Leadership / Workplace Culture / Generations
Leadership Moment — 4 Jan 23
I was talking to one of my young protégées today (I love using that word — it makes me feel smart — true or not!). She was extraordinarily upset and said she’d been “fired” from her job. I was dumbfounded initially as she’s an extraordinarily hard worker with an excellent attitude and well credentialed. She went on to say the non-profit where she’d just started volunteering called to tell her, “She wasn’t a good fit.”
Wow. She’d only been there for two days. In telling me about it beforehand, she told me all the other volunteers were at least twice her age and all female as well. They were excited to have a young person become involved (she’s 25).
I’ve known this young lady for a long time. She’s sharp, hustles, is proactive, and wants to make a difference. She told me that in the two days, no one had given her any feedback positive or negative. She’s cheerful, outgoing, and enthusiastic. She was also extremely upset when we talked on the phone.
Several years ago, she worked part-time for my brother in his bicycle shop. My brother was a strong leader. Excellent communication skills, technically expert, provided performance feedback, and held people accountable. He was delighted with her work, attitude, and effort.

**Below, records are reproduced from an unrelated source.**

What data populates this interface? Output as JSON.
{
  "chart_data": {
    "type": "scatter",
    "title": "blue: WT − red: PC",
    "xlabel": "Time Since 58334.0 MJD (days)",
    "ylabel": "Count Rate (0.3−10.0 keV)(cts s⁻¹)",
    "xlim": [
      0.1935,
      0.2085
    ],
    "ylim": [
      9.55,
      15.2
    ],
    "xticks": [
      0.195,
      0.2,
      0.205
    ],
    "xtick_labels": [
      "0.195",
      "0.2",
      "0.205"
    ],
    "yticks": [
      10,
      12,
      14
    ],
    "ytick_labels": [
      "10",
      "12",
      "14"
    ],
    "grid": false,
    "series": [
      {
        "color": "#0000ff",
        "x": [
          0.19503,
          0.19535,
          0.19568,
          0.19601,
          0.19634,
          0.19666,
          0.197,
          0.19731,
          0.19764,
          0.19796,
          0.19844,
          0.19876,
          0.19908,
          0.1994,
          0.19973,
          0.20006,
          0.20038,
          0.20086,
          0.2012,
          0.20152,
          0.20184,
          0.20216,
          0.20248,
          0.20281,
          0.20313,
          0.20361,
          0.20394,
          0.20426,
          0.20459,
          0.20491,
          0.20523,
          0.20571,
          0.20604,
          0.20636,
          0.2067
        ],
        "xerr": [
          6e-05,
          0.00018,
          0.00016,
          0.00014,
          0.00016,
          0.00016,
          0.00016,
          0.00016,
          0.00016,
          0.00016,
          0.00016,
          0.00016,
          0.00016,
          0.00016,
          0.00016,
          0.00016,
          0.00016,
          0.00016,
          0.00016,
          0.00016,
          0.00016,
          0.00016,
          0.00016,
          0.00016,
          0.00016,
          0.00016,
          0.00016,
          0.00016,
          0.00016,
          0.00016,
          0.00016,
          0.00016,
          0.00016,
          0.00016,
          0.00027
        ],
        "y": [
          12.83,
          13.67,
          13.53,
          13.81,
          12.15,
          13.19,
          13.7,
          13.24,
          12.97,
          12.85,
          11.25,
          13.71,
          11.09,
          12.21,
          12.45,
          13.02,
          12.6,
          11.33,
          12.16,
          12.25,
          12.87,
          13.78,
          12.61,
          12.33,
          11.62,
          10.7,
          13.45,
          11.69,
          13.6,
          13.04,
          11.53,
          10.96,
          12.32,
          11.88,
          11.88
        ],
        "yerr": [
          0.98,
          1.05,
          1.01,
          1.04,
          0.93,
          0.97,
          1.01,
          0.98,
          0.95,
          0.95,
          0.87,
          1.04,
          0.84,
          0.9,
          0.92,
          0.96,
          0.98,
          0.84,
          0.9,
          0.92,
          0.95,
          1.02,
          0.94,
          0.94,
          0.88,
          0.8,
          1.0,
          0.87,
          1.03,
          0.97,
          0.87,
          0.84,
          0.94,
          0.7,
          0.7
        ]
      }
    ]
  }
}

I’m confident I know what happened. She threatened the status quo. People fear change. They resist it, sometimes fiercely. My young lady came in excited, fired up to make a positive impact and ran into a group who liked the way things were. They’d been there a long time and were comfortable with how this was here and that was done like that and it was clearly good enough because that’s the way they’d done it for the past several years.
I wasn’t surprised.
I’ve gotten in trouble with older employees before. I liked and respected them and thought I was being playful or teasing. They thought I was arrogant, disrespectful, and goading. As I’ve gotten older, I’ve gained greater appreciation for their perspective. But I don’t agree with it and I don’t care for it, even in myself.